Review: The Murderer’s Daughters by Randy Susan Meyers
Title: The Murderer’s Daughters
Author: Randy Susan Meyers
Publisher: St. Martin’s Griffin
Release Date: January 19, 2010
Rating: 4 Bookmarks
Nat’s One-Sentence Synopsis: Randy Susan Meyer’s debut novel tells the story of two sisters trying to survive in the aftermath of their mother’s murder, at the hands of their father.
In the seconds it takes 9-year-old Lulu Zachariah to run to a neighbor for help, her father manages to murder her mother, stab her five-year-old sister, and make a feeble attempt on his own life. As little Merry recovers in a Brooklyn hospital and their mother is buried, their father is carted off to prison in Staten Island and Lulu begins to gather the pebbles of guilt that she’ll carry for the rest of her days.
The sisters are hastily dispatched to a orphanage by their mother’s frosty sister, Cilla, and so begins a hardscrabble life for Lulu and Merry. Childhood with their mother hadn’t been easy–Celeste wasn’t going for any Mother of the Year awards–and Lulu was well-versed in the role of the caretaker. The one thing Lulu didn’t count on was her sister’s insistence on having a relationship with, and visiting, their inmate father.
Through Lulu’s shrewd efforts, she and Merry are fostered by a pair of wealthy empty-nesters, thus securing them both academic opportunities and creature comforts. Lulu is determined to outrun her past, and doggedly studies her way into college and medical school in Boston, only to have Merry–and their father’s specter– follow behind.
The novel alternates voices–between Lulu and Merry–and spans more than 30 years.

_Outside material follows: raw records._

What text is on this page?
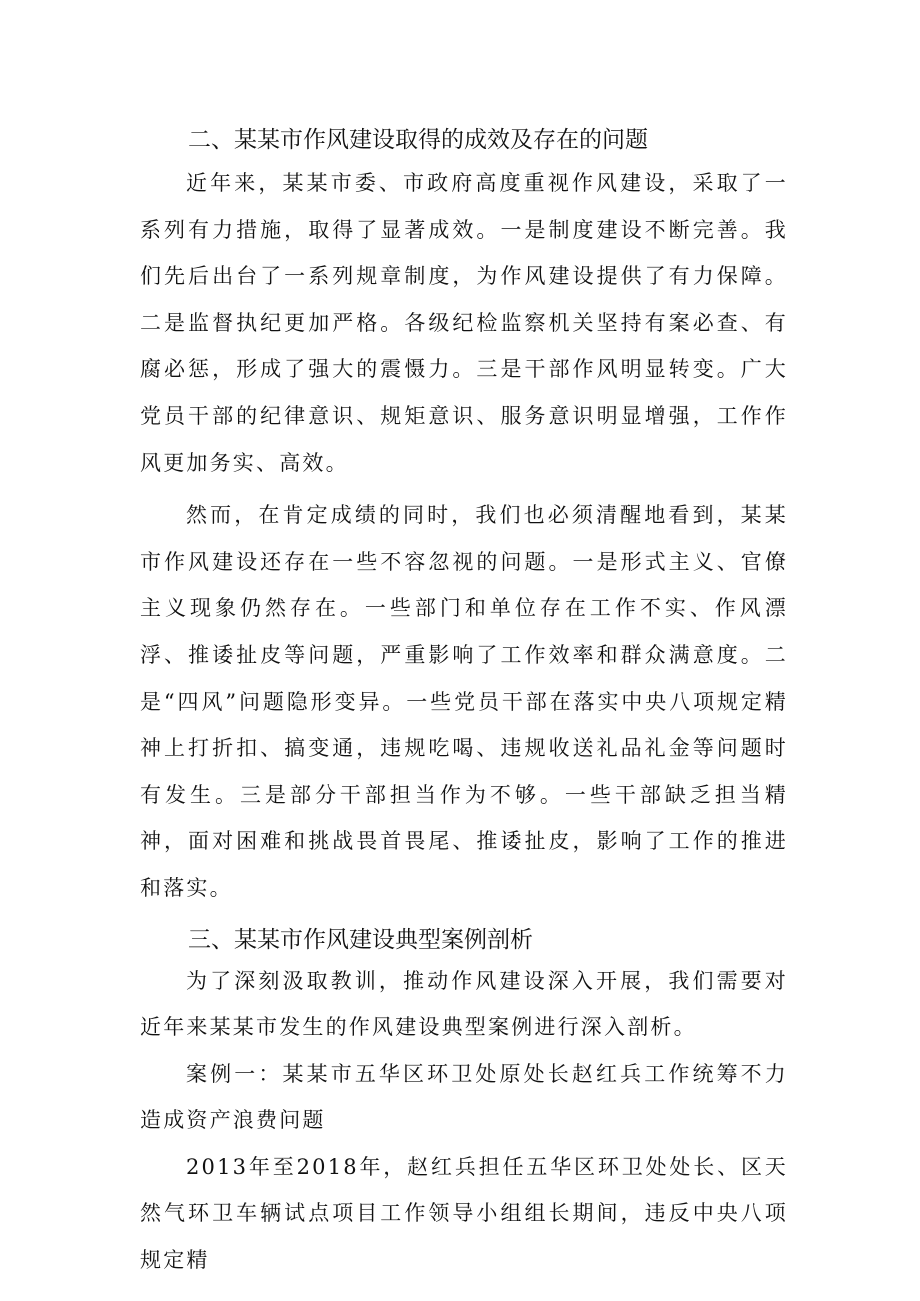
二、某某市作风建设取得的成效及存在的问题

近年来，某某市委、市政府高度重视作风建设，采取了一系列有力措施，取得了显著成效。一是制度建设不断完善。我们先后出台了一系列规章制度，为作风建设提供了有力保障。二是监督执纪更加严格。各级纪检监察机关坚持有案必查、有腐必惩，形成了强大的震慑力。三是干部作风明显转变。广大党员干部的纪律意识、规矩意识、服务意识明显增强，工作作风更加务实、高效。

然而，在肯定成绩的同时，我们也必须清醒地看到，某某市作风建设还存在一些不容忽视的问题。一是形式主义、官僚主义现象仍然存在。一些部门和单位存在工作不实、作风漂浮、推诿扯皮等问题，严重影响了工作效率和群众满意度。二是“四风”问题隐形变异。一些党员干部在落实中央八项规定精神上打折扣、搞变通，违规吃喝、违规收送礼品礼金等问题时有发生。三是部分干部担当作为不够。一些干部缺乏担当精神，面对困难和挑战畏首畏尾、推诿扯皮，影响了工作的推进和落实。

三、某某市作风建设典型案例剖析

为了深刻汲取教训，推动作风建设深入开展，我们需要对近年来某某市发生的作风建设典型案例进行深入剖析。

案例一：某某市五华区环卫处原处长赵红兵工作统筹不力造成资产浪费问题

2013年至2018年，赵红兵担任五华区环卫处处长、区天然气环卫车辆试点项目工作领导小组组长期间，违反中央八项规定精
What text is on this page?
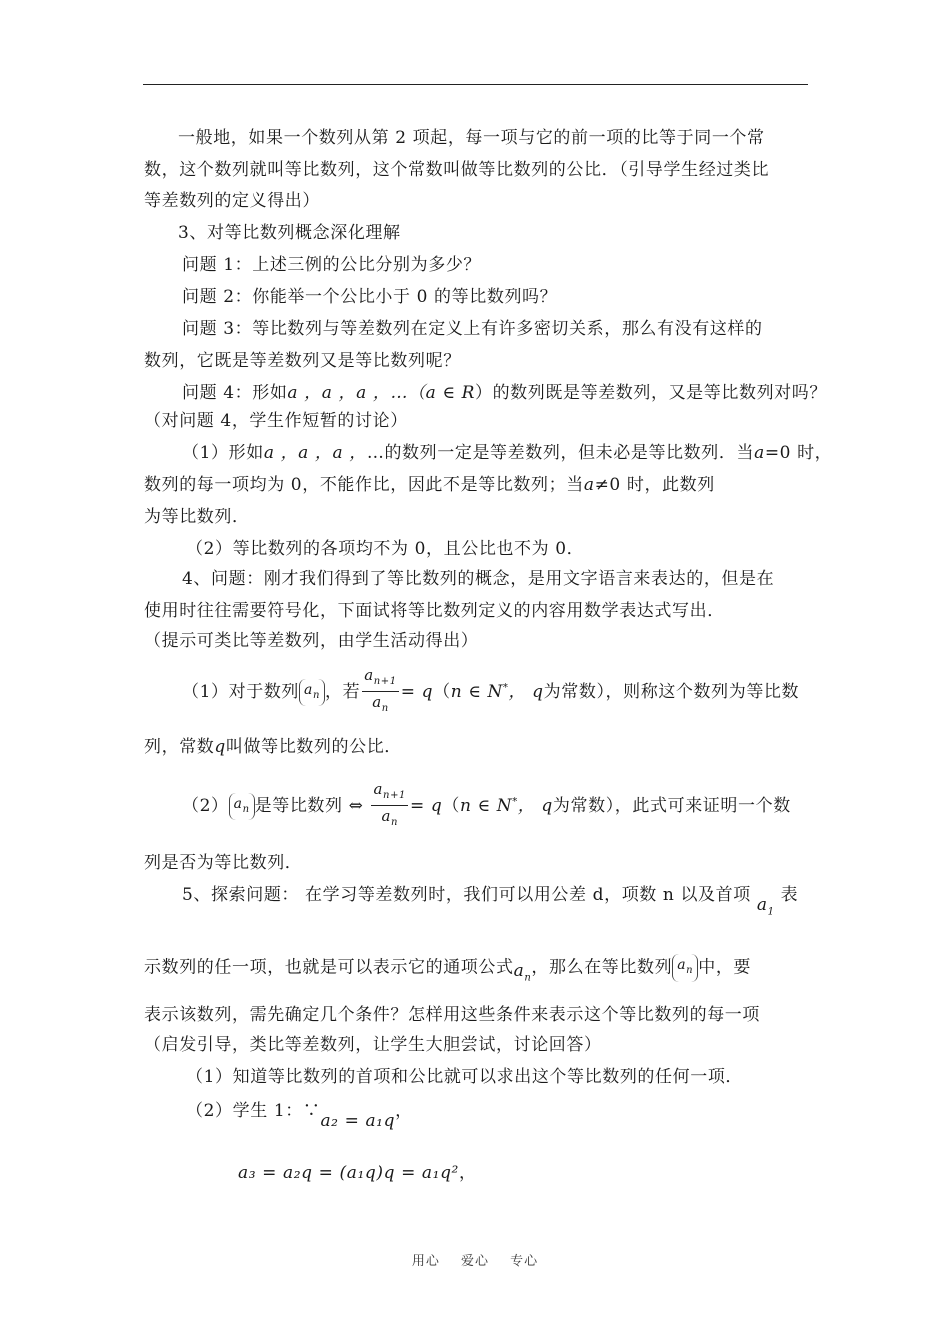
一般地，如果一个数列从第 2 项起，每一项与它的前一项的比等于同一个常
数，这个数列就叫等比数列，这个常数叫做等比数列的公比．（引导学生经过类比
等差数列的定义得出）
3、对等比数列概念深化理解
问题 1：上述三例的公比分别为多少？
问题 2：你能举一个公比小于 0 的等比数列吗？
问题 3：等比数列与等差数列在定义上有许多密切关系，那么有没有这样的
数列，它既是等差数列又是等比数列呢？
问题 4：形如a ，a ，a ，…（a ∈ R）的数列既是等差数列，又是等比数列对吗？
（对问题 4，学生作短暂的讨论）
（1）形如a ，a ，a ，…的数列一定是等差数列，但未必是等比数列．当a=0 时，
数列的每一项均为 0，不能作比，因此不是等比数列；当a≠0 时，此数列
为等比数列．
（2）等比数列的各项均不为 0，且公比也不为 0．
4、问题：刚才我们得到了等比数列的概念，是用文字语言来表达的，但是在
使用时往往需要符号化，下面试将等比数列定义的内容用数学表达式写出．
（提示可类比等差数列，由学生活动得出）
（1）对于数列 $a_n$ ，若 $\frac{a_{n+1}}{a_n} = q(n$ ∈ N*， q为常数），则称这个数列为等比数
列，常数q叫做等比数列的公比．
（2） $a_n$ 是等比数列 ⇔ $\frac{a_{n+1}}{a_n} = q(n$ ∈ N*， q为常数），此式可来证明一个数
列是否为等比数列．
5、探索问题： 在学习等差数列时，我们可以用公差 d，项数 n 以及首项 $a_1$表
示数列的任一项，也就是可以表示它的通项公式$a_n$，那么在等比数列 $a_n$ 中，要
表示该数列，需先确定几个条件？怎样用这些条件来表示这个等比数列的每一项
（启发引导，类比等差数列，让学生大胆尝试，讨论回答）
（1）知道等比数列的首项和公比就可以求出这个等比数列的任何一项．
（2）学生 1：∵a₂ = a₁q，
a₃ = a₂q = (a₁q)q = a₁q²，
用心 爱心 专心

Lulu’s repressed guilt over letting their father into the apartment after their mother expressly forbade it, continues to eat away at her. While she has created an alternate history for herself–telling people her parents were killed in an accident–her sister continues to visit and write to their father.
The more dependent Merry becomes on Lulu, and later her husband and children, the bigger their father looms. Lulu can never get any distance from him because she’s tethered to her sister who is tethered to their father and their past. The entire time I read this novel, I envisioned Lulu trying to swim to the surface of the ocean, dragging a line from her leg to which her sister was hanging, from which their father clung, like an anchor dragging them all down to the ocean’s floor.
As the novels draws to a close, Lulu comes face to face with the fact that she can’t outrun or bury her past and confronting it might be the only way to get some closure. The Murderer’s Daughters was a compelling read, and I’m surprised there wasn’t more buzz about it online.
While the novel did drag a bit in the sisters’ later years, the character development and subplots held my interest even when I grew frustrated with Lulu’s type-A personality or Merry’s needy one. Meyers also managed capture credible voices for her child narrators. There were a few melodramatic scenes, but on the whole this novel is well written and engrossing.
The Murderer’s Daughters is an ideal selection for a women’s book club and a reading group guide is included. Additionally, Meyers may also be available for book club call-ins or visits (if the club is in the Boston area).